Part of this comes down to controls; either they are not in place or they are not enforced meaning that claims aren’t properly checked and incorrect payments are made. Part of it comes down to systems. Often the system isn’t user friendly enough or it actually encourages inaccurate reporting.
For some companies that pay very few staff expenses this won’t actually be material but for others it will form a large part of their expense lines and should be properly reported.
Putting in place effective controls and communicating to employees (and of course directors) about the importance of getting it right will certainly help here.
One of the most common errors in expenses reporting is that of categorisation. Quite simply things can and do get coded to the wrong General Ledger accounts. Now in many cases this doesn’t matter, after all, will the world stop revolving if one month you code phone lines to broadband expenses?

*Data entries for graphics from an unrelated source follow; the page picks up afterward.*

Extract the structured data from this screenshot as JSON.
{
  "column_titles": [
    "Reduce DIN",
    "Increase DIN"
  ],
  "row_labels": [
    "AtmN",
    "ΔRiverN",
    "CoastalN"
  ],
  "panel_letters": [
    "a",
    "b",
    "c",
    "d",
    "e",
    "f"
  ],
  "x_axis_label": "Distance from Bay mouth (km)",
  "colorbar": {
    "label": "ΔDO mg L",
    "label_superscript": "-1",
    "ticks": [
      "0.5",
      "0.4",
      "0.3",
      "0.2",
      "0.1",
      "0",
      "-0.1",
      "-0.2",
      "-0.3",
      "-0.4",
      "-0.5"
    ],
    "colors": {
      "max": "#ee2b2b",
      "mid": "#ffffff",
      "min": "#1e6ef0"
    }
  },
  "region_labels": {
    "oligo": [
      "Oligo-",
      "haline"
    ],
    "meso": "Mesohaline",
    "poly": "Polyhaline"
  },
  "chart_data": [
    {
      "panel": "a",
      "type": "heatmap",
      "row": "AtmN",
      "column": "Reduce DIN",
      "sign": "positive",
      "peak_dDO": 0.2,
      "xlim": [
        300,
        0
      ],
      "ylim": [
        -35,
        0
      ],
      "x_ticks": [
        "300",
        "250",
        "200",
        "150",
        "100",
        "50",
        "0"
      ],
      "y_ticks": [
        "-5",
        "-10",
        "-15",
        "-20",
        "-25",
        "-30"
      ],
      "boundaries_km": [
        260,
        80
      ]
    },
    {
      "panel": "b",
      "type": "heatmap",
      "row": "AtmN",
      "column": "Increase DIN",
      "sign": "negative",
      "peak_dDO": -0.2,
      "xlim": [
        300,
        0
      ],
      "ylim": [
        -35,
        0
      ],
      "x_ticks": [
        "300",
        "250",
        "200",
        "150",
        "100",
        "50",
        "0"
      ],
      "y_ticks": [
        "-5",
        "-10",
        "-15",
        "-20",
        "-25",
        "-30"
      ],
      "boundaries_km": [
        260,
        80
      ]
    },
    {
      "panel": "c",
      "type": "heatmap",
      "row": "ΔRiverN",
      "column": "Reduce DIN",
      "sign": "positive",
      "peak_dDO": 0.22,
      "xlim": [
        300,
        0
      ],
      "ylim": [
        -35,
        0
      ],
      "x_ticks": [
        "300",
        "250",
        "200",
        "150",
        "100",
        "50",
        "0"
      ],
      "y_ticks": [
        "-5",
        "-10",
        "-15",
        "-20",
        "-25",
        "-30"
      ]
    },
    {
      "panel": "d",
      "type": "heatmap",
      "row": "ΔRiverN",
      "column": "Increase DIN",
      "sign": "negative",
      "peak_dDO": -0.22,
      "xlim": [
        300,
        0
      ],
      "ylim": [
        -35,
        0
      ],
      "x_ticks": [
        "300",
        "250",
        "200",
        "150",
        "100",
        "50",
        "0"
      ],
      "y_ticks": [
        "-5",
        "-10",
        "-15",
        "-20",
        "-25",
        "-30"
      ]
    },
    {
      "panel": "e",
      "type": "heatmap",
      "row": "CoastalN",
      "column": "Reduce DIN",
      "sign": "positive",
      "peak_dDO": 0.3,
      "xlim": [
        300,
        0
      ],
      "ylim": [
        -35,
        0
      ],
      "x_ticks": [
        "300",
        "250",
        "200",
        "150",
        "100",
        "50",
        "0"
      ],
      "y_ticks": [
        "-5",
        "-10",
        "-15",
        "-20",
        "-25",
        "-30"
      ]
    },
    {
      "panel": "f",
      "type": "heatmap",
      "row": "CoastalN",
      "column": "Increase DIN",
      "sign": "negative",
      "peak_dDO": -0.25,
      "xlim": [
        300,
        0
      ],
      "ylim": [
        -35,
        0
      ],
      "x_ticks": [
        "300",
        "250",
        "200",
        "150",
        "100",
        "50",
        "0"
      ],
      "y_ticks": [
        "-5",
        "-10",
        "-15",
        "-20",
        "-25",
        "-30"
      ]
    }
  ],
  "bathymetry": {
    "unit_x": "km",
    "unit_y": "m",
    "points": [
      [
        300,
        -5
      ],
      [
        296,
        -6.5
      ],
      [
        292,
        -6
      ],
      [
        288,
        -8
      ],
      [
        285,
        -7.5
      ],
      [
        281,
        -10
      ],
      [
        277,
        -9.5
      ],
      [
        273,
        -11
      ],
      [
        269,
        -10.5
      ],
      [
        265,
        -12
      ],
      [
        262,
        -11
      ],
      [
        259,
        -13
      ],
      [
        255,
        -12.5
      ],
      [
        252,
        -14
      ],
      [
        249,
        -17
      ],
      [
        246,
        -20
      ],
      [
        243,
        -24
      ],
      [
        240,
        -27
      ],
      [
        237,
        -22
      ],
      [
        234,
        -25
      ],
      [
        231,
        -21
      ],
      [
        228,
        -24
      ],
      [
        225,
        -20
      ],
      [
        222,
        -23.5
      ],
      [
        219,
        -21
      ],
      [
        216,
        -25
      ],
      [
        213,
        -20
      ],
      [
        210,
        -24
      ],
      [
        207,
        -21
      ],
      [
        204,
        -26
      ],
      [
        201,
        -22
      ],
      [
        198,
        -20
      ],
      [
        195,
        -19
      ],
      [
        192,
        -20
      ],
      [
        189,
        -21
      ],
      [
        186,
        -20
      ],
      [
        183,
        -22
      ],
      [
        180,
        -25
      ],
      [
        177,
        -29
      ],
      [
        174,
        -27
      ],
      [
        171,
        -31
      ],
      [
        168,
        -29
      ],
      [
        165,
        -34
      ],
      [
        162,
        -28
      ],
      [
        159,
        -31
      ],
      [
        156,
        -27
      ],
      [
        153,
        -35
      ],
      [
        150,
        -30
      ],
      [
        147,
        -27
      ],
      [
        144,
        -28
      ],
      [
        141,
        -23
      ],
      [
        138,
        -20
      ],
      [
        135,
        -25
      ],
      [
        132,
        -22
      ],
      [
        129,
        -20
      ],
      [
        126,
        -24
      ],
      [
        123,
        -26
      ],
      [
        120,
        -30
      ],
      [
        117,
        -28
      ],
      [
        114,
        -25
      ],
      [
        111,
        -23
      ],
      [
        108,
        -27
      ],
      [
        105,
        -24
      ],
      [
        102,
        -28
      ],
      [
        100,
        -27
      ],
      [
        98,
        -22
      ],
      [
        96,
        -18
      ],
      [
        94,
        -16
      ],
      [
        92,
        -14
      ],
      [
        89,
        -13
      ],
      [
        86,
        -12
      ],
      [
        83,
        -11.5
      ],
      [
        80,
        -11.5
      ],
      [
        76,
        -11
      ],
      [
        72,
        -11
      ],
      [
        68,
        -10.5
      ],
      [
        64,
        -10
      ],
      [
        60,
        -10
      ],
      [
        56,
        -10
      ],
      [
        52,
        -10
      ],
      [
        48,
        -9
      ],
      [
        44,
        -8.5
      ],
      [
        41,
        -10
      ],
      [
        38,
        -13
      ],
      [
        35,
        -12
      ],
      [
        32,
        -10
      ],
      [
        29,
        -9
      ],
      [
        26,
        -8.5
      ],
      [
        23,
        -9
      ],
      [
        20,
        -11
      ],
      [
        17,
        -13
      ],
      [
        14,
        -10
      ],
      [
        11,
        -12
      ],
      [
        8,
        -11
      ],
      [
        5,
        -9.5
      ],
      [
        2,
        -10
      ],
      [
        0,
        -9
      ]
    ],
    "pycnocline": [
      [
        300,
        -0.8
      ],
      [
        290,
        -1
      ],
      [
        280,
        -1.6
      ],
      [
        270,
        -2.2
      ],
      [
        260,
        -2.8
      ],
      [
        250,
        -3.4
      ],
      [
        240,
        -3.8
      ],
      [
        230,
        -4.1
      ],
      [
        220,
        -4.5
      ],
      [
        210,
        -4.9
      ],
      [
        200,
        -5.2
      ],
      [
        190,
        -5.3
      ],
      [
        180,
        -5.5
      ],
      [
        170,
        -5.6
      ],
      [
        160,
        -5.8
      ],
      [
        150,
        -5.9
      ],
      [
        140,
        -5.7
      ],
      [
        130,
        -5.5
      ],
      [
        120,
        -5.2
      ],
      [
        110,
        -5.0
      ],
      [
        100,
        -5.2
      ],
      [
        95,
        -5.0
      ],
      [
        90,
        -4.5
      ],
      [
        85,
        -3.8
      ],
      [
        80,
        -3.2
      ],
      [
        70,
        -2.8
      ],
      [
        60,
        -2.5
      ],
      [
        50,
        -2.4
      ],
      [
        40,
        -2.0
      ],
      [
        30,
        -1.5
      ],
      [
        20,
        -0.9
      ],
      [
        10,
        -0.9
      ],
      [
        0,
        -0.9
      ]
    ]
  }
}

However, in other cases, it can be a material misstatement.
An example of this would be where a director or senior manager pays for capital equipment using their credit card and then claims it back using the expenses process. Often you find that this is the easiest way to make the payment or that it becomes a habit that the directors simply can’t break! But of course coding these to a catchall general ledger account of ‘staff expenses’ would be incorrect as the likelihood is that they will be balance sheet items.
This is why it is really important to make sure you have a system that allows (and is set up for) proper categorisation of expenses into types and that you can then review, amend and report on these.
5. Directors emoluments
There is a statutory requirement to disclose payments made to directors under FRS102 and for charities, payments made to directors and trustees are also required to be noted in line with SORPS FRSSE.

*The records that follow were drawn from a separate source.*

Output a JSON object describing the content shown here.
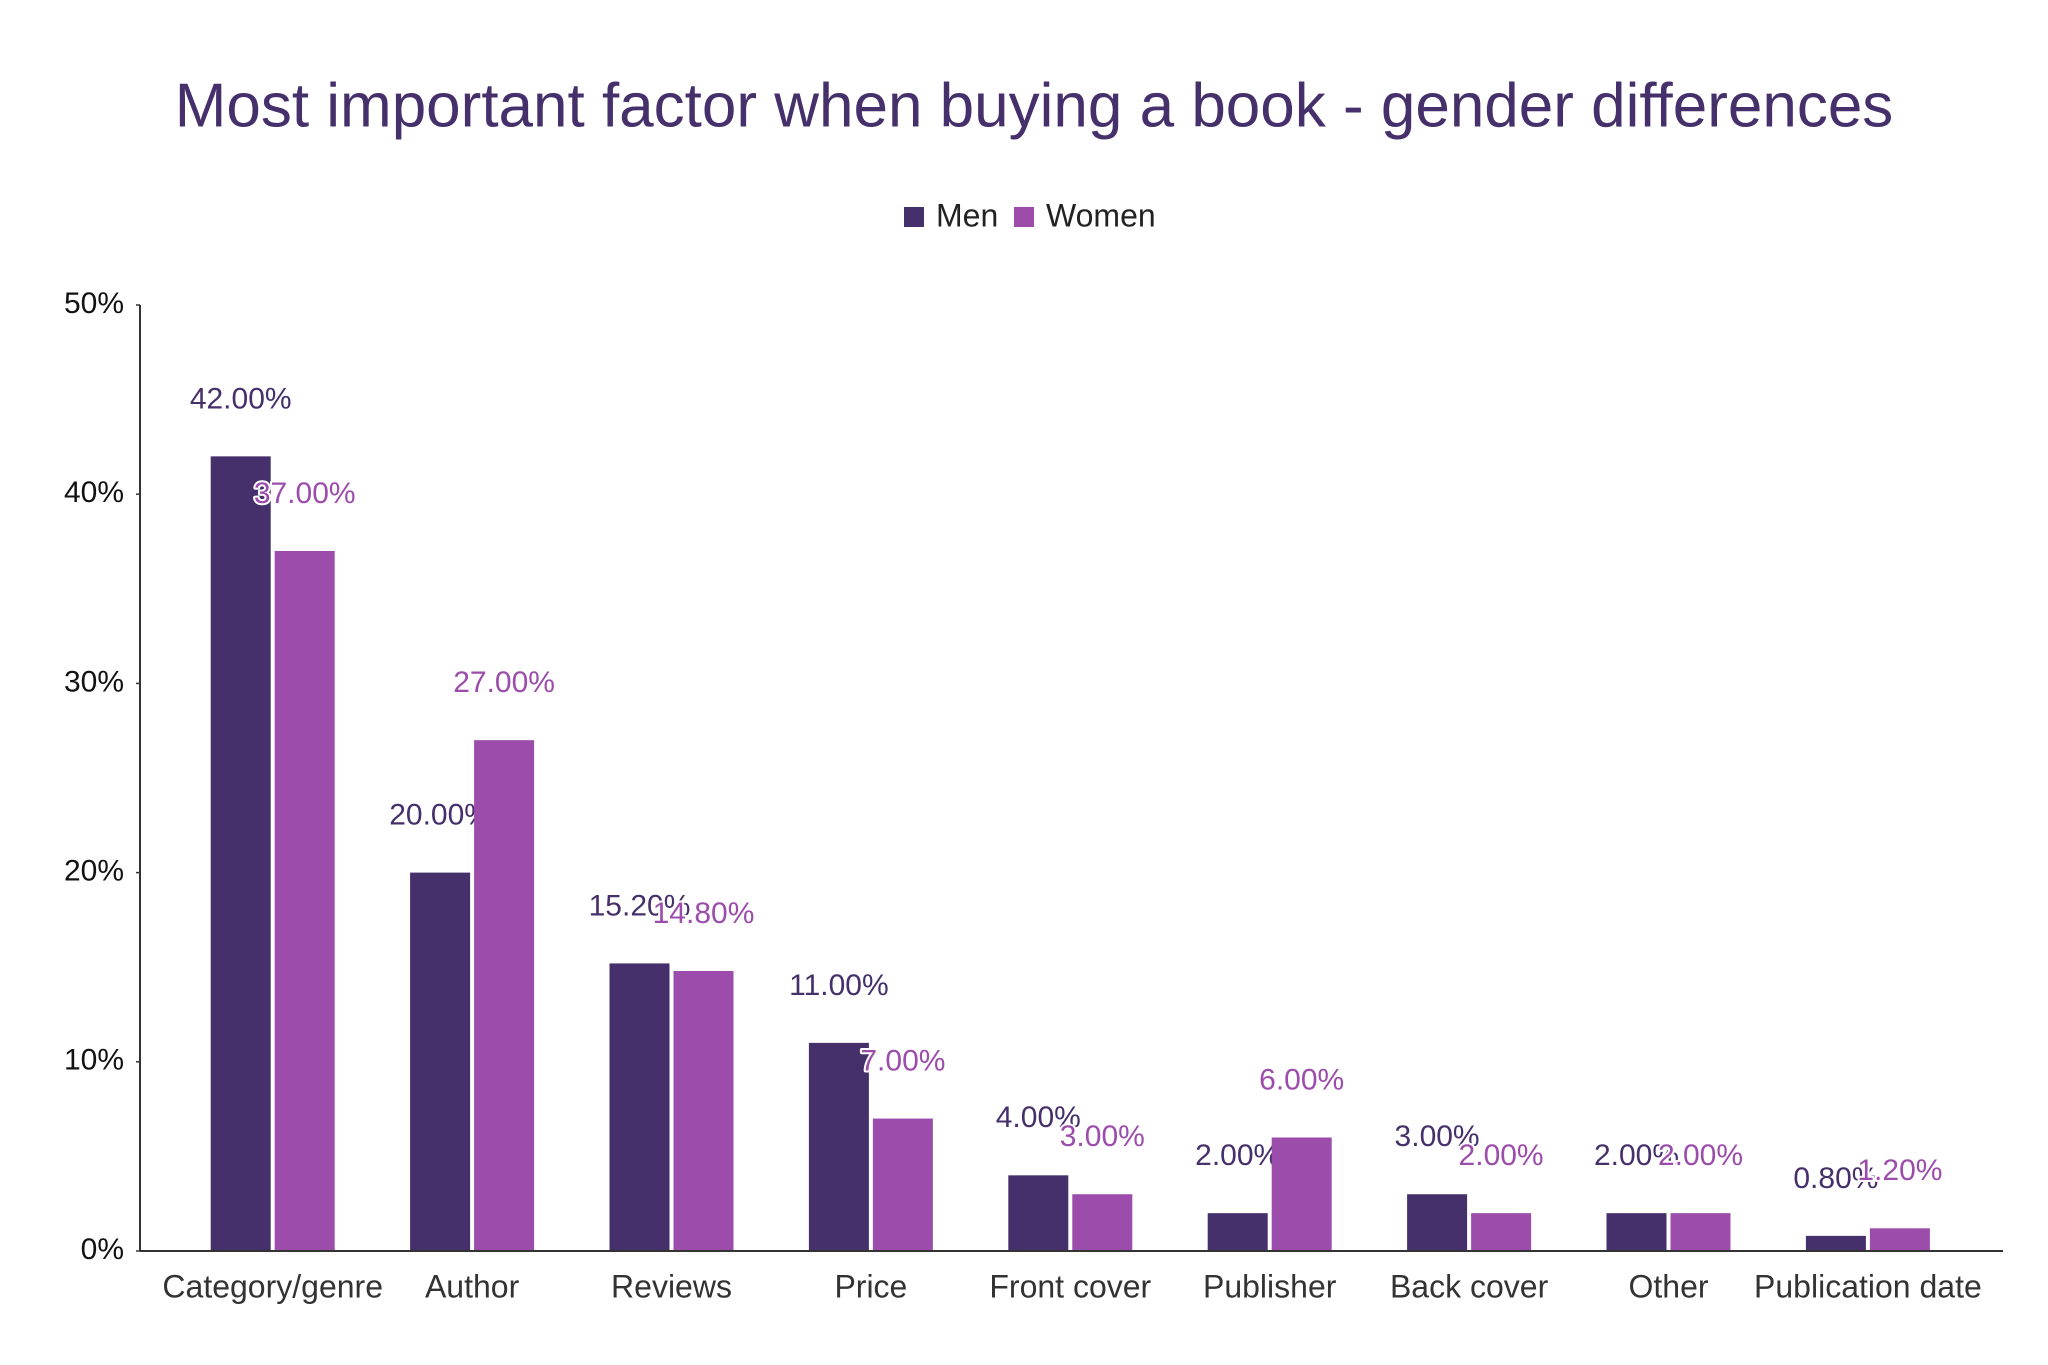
{
  "chart_data": {
    "type": "bar",
    "title": "Most important factor when buying a book - gender differences",
    "categories": [
      "Category/genre",
      "Author",
      "Reviews",
      "Price",
      "Front cover",
      "Publisher",
      "Back cover",
      "Other",
      "Publication date"
    ],
    "series": [
      {
        "name": "Men",
        "color": "#45306b",
        "values": [
          42,
          20,
          15.2,
          11,
          4,
          2,
          3,
          2,
          0.8
        ],
        "value_labels": [
          "42.00%",
          "20.00%",
          "15.20%",
          "11.00%",
          "4.00%",
          "2.00%",
          "3.00%",
          "2.00%",
          "0.80%"
        ]
      },
      {
        "name": "Women",
        "color": "#9c4dab",
        "values": [
          37,
          27,
          14.8,
          7,
          3,
          6,
          2,
          2,
          1.2
        ],
        "value_labels": [
          "37.00%",
          "27.00%",
          "14.80%",
          "7.00%",
          "3.00%",
          "6.00%",
          "2.00%",
          "2.00%",
          "1.20%"
        ]
      }
    ],
    "ylim": [
      0,
      50
    ],
    "yticks": [
      {
        "value": 0,
        "label": "0%"
      },
      {
        "value": 10,
        "label": "10%"
      },
      {
        "value": 20,
        "label": "20%"
      },
      {
        "value": 30,
        "label": "30%"
      },
      {
        "value": 40,
        "label": "40%"
      },
      {
        "value": 50,
        "label": "50%"
      }
    ],
    "legend": "top"
  }
}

The overriding principle here is openness and transparency and these requirements were brought in to give stakeholders full sight of what those entrusted with running an organisation were being paid. In many cases, the only payments made to directors or trustees will be in the form of salary, bonus and pensions but we do have to be careful with expenses.

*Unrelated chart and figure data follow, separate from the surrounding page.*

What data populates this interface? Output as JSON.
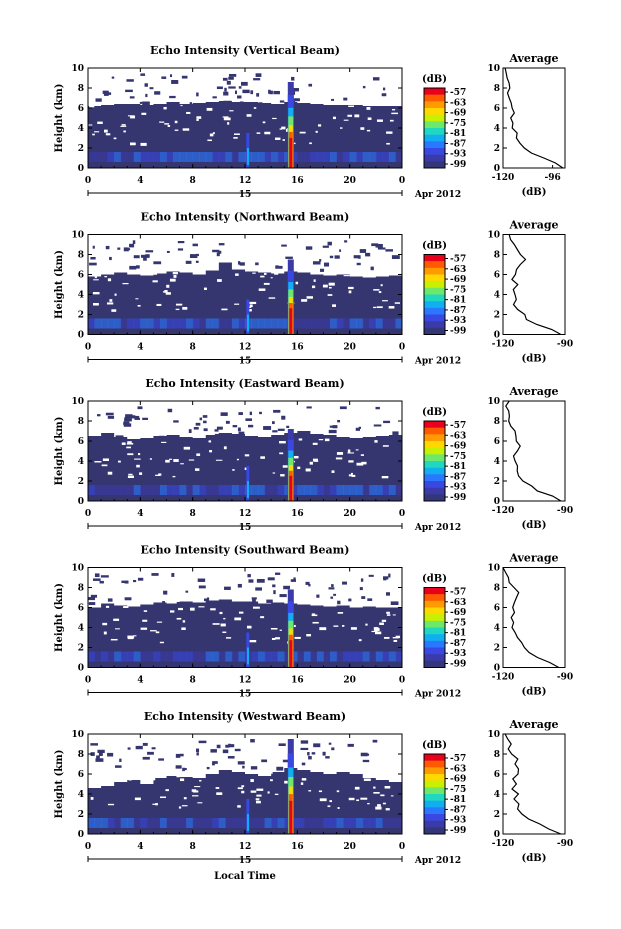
{
  "xlabel": "Local Time",
  "date_label": "Apr 2012",
  "colorbar_unit": "(dB)",
  "colorbar_ticks": [
    "-57",
    "-63",
    "-69",
    "-75",
    "-81",
    "-87",
    "-93",
    "-99"
  ],
  "colorbar_colors": [
    "#e8001c",
    "#ff5a00",
    "#ff9a00",
    "#ffd800",
    "#c8f000",
    "#6ee86a",
    "#20d8c0",
    "#10b0f0",
    "#2a78ff",
    "#3848e0",
    "#3a3aa8",
    "#34367a"
  ],
  "panel_bg_color": "#35366f",
  "avg_title": "Average",
  "avg_xlabel": "(dB)",
  "chart_data": [
    {
      "type": "heatmap",
      "title": "Echo Intensity (Vertical Beam)",
      "ylabel": "Height (km)",
      "xticks": [
        "0",
        "4",
        "8",
        "12",
        "16",
        "20",
        "0"
      ],
      "day_label": "15",
      "yticks": [
        "0",
        "2",
        "4",
        "6",
        "8",
        "10"
      ],
      "xlim": [
        0,
        24
      ],
      "ylim": [
        0,
        10
      ],
      "echo_top_km": [
        6.2,
        6.3,
        6.4,
        6.4,
        6.3,
        6.4,
        6.6,
        6.4,
        6.5,
        6.6,
        6.7,
        6.6,
        6.6,
        6.5,
        6.4,
        6.6,
        6.5,
        6.4,
        6.3,
        6.3,
        6.3,
        6.2,
        6.2,
        6.2
      ],
      "rain_hour": 15.5,
      "rain_top_km": 8.6,
      "avg_xticks": [
        "-120",
        "-96"
      ],
      "avg_xlim": [
        -120,
        -90
      ],
      "avg_profile": {
        "height_km": [
          0,
          0.5,
          1,
          1.5,
          2,
          2.5,
          3,
          3.5,
          4,
          4.5,
          5,
          5.5,
          6,
          6.5,
          7,
          7.5,
          8,
          8.5,
          9,
          9.5,
          10
        ],
        "db": [
          -91,
          -95,
          -101,
          -106,
          -110,
          -112,
          -114,
          -114,
          -116,
          -115,
          -117,
          -115,
          -116,
          -117,
          -116,
          -117,
          -117,
          -118,
          -119,
          -118,
          -119
        ]
      }
    },
    {
      "type": "heatmap",
      "title": "Echo Intensity (Northward Beam)",
      "ylabel": "Height (km)",
      "xticks": [
        "0",
        "4",
        "8",
        "12",
        "16",
        "20",
        "0"
      ],
      "day_label": "15",
      "yticks": [
        "0",
        "2",
        "4",
        "6",
        "8",
        "10"
      ],
      "xlim": [
        0,
        24
      ],
      "ylim": [
        0,
        10
      ],
      "echo_top_km": [
        5.8,
        6.0,
        6.2,
        6.0,
        5.9,
        6.1,
        6.3,
        6.2,
        6.0,
        6.4,
        7.2,
        6.5,
        6.3,
        6.2,
        6.1,
        6.3,
        6.2,
        6.0,
        5.9,
        6.0,
        5.8,
        5.7,
        5.8,
        5.9
      ],
      "rain_hour": 15.5,
      "rain_top_km": 7.5,
      "avg_xticks": [
        "-120",
        "-90"
      ],
      "avg_xlim": [
        -120,
        -90
      ],
      "avg_profile": {
        "height_km": [
          0,
          0.5,
          1,
          1.5,
          2,
          2.5,
          3,
          3.5,
          4,
          4.5,
          5,
          5.5,
          6,
          6.5,
          7,
          7.5,
          8,
          8.5,
          9,
          9.5,
          10
        ],
        "db": [
          -92,
          -97,
          -103,
          -108,
          -110,
          -112,
          -114,
          -113,
          -115,
          -114,
          -113,
          -115,
          -114,
          -113,
          -111,
          -110,
          -112,
          -113,
          -115,
          -116,
          -117
        ]
      }
    },
    {
      "type": "heatmap",
      "title": "Echo Intensity (Eastward Beam)",
      "ylabel": "Height (km)",
      "xticks": [
        "0",
        "4",
        "8",
        "12",
        "16",
        "20",
        "0"
      ],
      "day_label": "15",
      "yticks": [
        "0",
        "2",
        "4",
        "6",
        "8",
        "10"
      ],
      "xlim": [
        0,
        24
      ],
      "ylim": [
        0,
        10
      ],
      "echo_top_km": [
        6.5,
        6.8,
        6.4,
        6.2,
        6.3,
        6.5,
        6.6,
        6.4,
        6.3,
        6.6,
        6.8,
        6.7,
        6.5,
        6.4,
        6.6,
        6.8,
        7.0,
        6.7,
        6.6,
        6.4,
        6.3,
        6.4,
        6.5,
        6.6
      ],
      "rain_hour": 15.5,
      "rain_top_km": 7.2,
      "avg_xticks": [
        "-120",
        "-90"
      ],
      "avg_xlim": [
        -120,
        -90
      ],
      "avg_profile": {
        "height_km": [
          0,
          0.5,
          1,
          1.5,
          2,
          2.5,
          3,
          3.5,
          4,
          4.5,
          5,
          5.5,
          6,
          6.5,
          7,
          7.5,
          8,
          8.5,
          9,
          9.5,
          10
        ],
        "db": [
          -92,
          -97,
          -103,
          -107,
          -110,
          -112,
          -113,
          -112,
          -114,
          -115,
          -113,
          -111,
          -114,
          -113,
          -115,
          -116,
          -117,
          -116,
          -118,
          -119,
          -117
        ]
      }
    },
    {
      "type": "heatmap",
      "title": "Echo Intensity (Southward Beam)",
      "ylabel": "Height (km)",
      "xticks": [
        "0",
        "4",
        "8",
        "12",
        "16",
        "20",
        "0"
      ],
      "day_label": "15",
      "yticks": [
        "0",
        "2",
        "4",
        "6",
        "8",
        "10"
      ],
      "xlim": [
        0,
        24
      ],
      "ylim": [
        0,
        10
      ],
      "echo_top_km": [
        6.0,
        6.4,
        6.2,
        6.1,
        6.3,
        6.5,
        6.4,
        6.6,
        6.5,
        6.7,
        6.8,
        6.6,
        6.6,
        6.4,
        6.5,
        6.4,
        6.3,
        6.2,
        6.1,
        6.2,
        6.0,
        6.1,
        6.0,
        6.0
      ],
      "rain_hour": 15.5,
      "rain_top_km": 7.8,
      "avg_xticks": [
        "-120",
        "-90"
      ],
      "avg_xlim": [
        -120,
        -90
      ],
      "avg_profile": {
        "height_km": [
          0,
          0.5,
          1,
          1.5,
          2,
          2.5,
          3,
          3.5,
          4,
          4.5,
          5,
          5.5,
          6,
          6.5,
          7,
          7.5,
          8,
          8.5,
          9,
          9.5,
          10
        ],
        "db": [
          -93,
          -98,
          -104,
          -108,
          -110,
          -112,
          -113,
          -114,
          -115,
          -114,
          -116,
          -115,
          -116,
          -114,
          -113,
          -112,
          -114,
          -116,
          -118,
          -119,
          -120
        ]
      }
    },
    {
      "type": "heatmap",
      "title": "Echo Intensity (Westward Beam)",
      "ylabel": "Height (km)",
      "xticks": [
        "0",
        "4",
        "8",
        "12",
        "16",
        "20",
        "0"
      ],
      "day_label": "15",
      "yticks": [
        "0",
        "2",
        "4",
        "6",
        "8",
        "10"
      ],
      "xlim": [
        0,
        24
      ],
      "ylim": [
        0,
        10
      ],
      "echo_top_km": [
        4.6,
        4.8,
        5.2,
        5.4,
        5.0,
        5.6,
        5.8,
        5.7,
        5.6,
        6.0,
        6.4,
        6.2,
        6.0,
        5.8,
        6.2,
        6.6,
        6.4,
        6.2,
        6.0,
        6.2,
        6.0,
        5.6,
        5.4,
        5.2
      ],
      "rain_hour": 15.5,
      "rain_top_km": 9.5,
      "avg_xticks": [
        "-120",
        "-90"
      ],
      "avg_xlim": [
        -120,
        -90
      ],
      "avg_profile": {
        "height_km": [
          0,
          0.5,
          1,
          1.5,
          2,
          2.5,
          3,
          3.5,
          4,
          4.5,
          5,
          5.5,
          6,
          6.5,
          7,
          7.5,
          8,
          8.5,
          9,
          9.5,
          10
        ],
        "db": [
          -92,
          -97,
          -103,
          -107,
          -110,
          -112,
          -113,
          -114,
          -113,
          -115,
          -114,
          -115,
          -113,
          -112,
          -114,
          -113,
          -115,
          -117,
          -116,
          -118,
          -119
        ]
      }
    }
  ]
}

Often businesses will reimburse ‘expenses’ to the directors that aren’t really expenses at all. For example they may agree to put in a home phone line for the director and suggest that they claim back the rental costs in their expenses. In terms of the business this is a perfectly reasonable cost but from HMRCs point of view this is a Benefit in Kind (BIK) and should be taxed as such.
This means that when you are making up your directors emoluments notes for the annual accounts you do need to be aware of any payments that may have been agreed with the directors that are actually a form of disguised salary or BIK.
BIKs do need to be included in the directors emoluments or trustee payments notes. Of course you will also need to be including these on your P11d return at the end of the tax year and pay over any NICs and tax that results.
The best piece of advice here is to review any expenses submission by directors or trustees and mark up suspect items as you go along. It is much easier to do this when you are paying the claim rather than waiting to the end of the year and then sifting through 12 months of claims trying to work out what is what.
Why struggle with financial reporting of expenses?
In the majority of cases the problems we have identified can be addressed using three things; controls, communication and a great expenses system.
Every company should have good controls for staff expenses and it should go without saying that these should be practical when in use but should also be rigorously enforced. Communicating the need for these controls, and letting people know what they can and can’t claim for, how they should be paying for things and when there will be a tax implication is vital.
Finally, having a system that automatically enforces your controls and makes categorisation and reporting of expenses simple, efficient, and fast will make a huge difference to your end of year.